Lecture 14 Flashcards
How do microorganisms enter a host?
- mucous membranes
- skin
- parenteral route (deposited directly into tissues when barriers are penetrated)
What is ID50?
infectious dose for 50% of a sample population
- measures virulence of microbe
What is the portal of entry and ID50 for bacillus anthracis?
skin: 10-50 endospores
inhalation: 10k-20k endospores
ingestion: 250k-1m
What is LD50?
lethal dose for 50% of a sample population
- measures potency of a toxin
What does lower LD50 values indicate?
higher toxicity or virulence
- takes a smaller dose to kill 50% of the population
What does a higher LD50 value indicate?
lower toxicity
- larger dose is required to kill 50% of the population
What is the LD50 of botulinum?
0.03 ng/kg
What is the LD50 of shiga toxin?
250 ng/kg
What is the LD50 of staphylococcal enterotoxin?
1350 ng/kg
What is adherence?
almost all pathogens attach to host tissues
What are adhesins?
ligands on the pathogen that bind to receptors on the host cells
- glycocalyx
- fimbriae
What do capsules do?
impairs phagocytosis
Give examples of bacteria and the diseases they lead to.
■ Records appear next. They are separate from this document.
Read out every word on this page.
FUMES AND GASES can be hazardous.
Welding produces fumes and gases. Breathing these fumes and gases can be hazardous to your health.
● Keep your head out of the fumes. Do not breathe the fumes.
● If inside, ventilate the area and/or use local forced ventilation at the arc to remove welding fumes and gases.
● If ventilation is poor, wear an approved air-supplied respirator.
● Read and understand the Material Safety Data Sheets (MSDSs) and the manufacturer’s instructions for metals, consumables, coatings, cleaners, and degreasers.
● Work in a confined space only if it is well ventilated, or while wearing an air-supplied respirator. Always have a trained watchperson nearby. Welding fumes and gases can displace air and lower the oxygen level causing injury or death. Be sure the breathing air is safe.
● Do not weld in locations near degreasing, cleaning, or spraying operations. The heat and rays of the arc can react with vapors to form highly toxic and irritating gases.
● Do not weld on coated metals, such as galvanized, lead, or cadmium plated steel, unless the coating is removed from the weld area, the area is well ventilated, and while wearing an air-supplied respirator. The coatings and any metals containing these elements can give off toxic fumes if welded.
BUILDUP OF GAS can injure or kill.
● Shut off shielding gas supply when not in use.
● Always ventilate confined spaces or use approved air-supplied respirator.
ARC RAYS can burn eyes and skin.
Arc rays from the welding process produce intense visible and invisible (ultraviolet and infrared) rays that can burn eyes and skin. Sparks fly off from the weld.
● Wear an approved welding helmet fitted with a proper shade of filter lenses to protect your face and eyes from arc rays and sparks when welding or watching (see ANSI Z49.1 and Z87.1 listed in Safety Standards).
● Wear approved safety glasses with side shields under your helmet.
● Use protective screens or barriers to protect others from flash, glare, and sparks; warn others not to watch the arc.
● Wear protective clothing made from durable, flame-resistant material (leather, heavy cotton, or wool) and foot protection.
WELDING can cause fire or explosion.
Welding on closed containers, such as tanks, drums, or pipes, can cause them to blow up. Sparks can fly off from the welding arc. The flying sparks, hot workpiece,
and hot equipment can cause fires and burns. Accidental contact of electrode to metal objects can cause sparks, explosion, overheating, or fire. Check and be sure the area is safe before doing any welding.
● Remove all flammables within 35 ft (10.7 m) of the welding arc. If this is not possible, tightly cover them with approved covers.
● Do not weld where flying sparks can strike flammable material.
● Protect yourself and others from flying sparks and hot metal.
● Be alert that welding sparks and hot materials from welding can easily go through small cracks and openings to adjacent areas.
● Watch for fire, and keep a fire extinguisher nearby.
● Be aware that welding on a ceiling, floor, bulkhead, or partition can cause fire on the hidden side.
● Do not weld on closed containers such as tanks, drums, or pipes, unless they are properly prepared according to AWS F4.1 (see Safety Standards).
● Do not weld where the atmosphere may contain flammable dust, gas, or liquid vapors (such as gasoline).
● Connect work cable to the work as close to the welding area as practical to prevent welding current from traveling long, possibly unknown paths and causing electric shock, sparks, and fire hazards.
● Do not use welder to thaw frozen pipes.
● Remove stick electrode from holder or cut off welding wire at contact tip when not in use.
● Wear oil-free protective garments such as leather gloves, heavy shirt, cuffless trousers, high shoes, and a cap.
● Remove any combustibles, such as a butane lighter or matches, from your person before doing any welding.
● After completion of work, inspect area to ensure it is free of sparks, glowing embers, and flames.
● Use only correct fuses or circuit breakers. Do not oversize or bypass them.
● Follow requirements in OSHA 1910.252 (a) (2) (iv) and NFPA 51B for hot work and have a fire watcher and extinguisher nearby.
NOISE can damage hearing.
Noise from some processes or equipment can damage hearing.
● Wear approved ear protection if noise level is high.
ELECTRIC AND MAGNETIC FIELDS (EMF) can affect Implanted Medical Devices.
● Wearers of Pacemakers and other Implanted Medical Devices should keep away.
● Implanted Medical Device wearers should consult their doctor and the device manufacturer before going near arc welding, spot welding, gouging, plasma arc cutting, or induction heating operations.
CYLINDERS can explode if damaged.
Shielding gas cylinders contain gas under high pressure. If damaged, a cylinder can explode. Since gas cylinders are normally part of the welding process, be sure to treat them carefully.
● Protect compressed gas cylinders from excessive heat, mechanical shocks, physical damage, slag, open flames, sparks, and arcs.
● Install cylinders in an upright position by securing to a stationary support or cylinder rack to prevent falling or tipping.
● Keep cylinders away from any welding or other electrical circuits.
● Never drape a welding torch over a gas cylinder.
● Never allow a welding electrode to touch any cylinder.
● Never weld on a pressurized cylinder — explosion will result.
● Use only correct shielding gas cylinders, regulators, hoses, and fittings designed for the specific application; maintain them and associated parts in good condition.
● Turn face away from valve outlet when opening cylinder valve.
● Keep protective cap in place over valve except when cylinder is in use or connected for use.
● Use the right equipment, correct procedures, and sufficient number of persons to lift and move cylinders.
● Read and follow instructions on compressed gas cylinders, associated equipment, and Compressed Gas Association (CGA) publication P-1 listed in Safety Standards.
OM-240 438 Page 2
- streptococcus pneumoniae: pneumonia
- Haemophiles influenzae: pneumonia and meningitis
- bacillus anthracis: anthrax
- Yersinia pestis: plague
Where is glycocalyx found?
around the cell wall
What is in the cell wall? What are each of their functions?
- M protein resists phagocytosis
- Opa protein allows attachment to host cells
- Waxy lipid (mycolic acid) resists digestion
What does coagulase do?
coagulates fibrinogen
What do kinases do?
digests fibrin clots
What does hyaluronidase do?
digests polysaccharides that hold cells together
What does collagenase do?
breaks down collagen
What does IgA protease do?
destroys IgA antibodies
What is legionella pneumophila? How is it contracted?
- causes pneumonia
- infects lungs through inhalation (would not survive any other way of transmission)
What is bacillus anthracis? What are the ports of entry?
- causes anthrax
- skin, inhalation, ingestion
What are invasins? What do they cause?
- surface proteins produced by bacteria that rearrange actin filaments of the cytoskeleton
- cause membrane ruffling
What bacteria uses actin to move from one cell to the next?
shigella
listeria
How do bacteria survive inside phagocytes?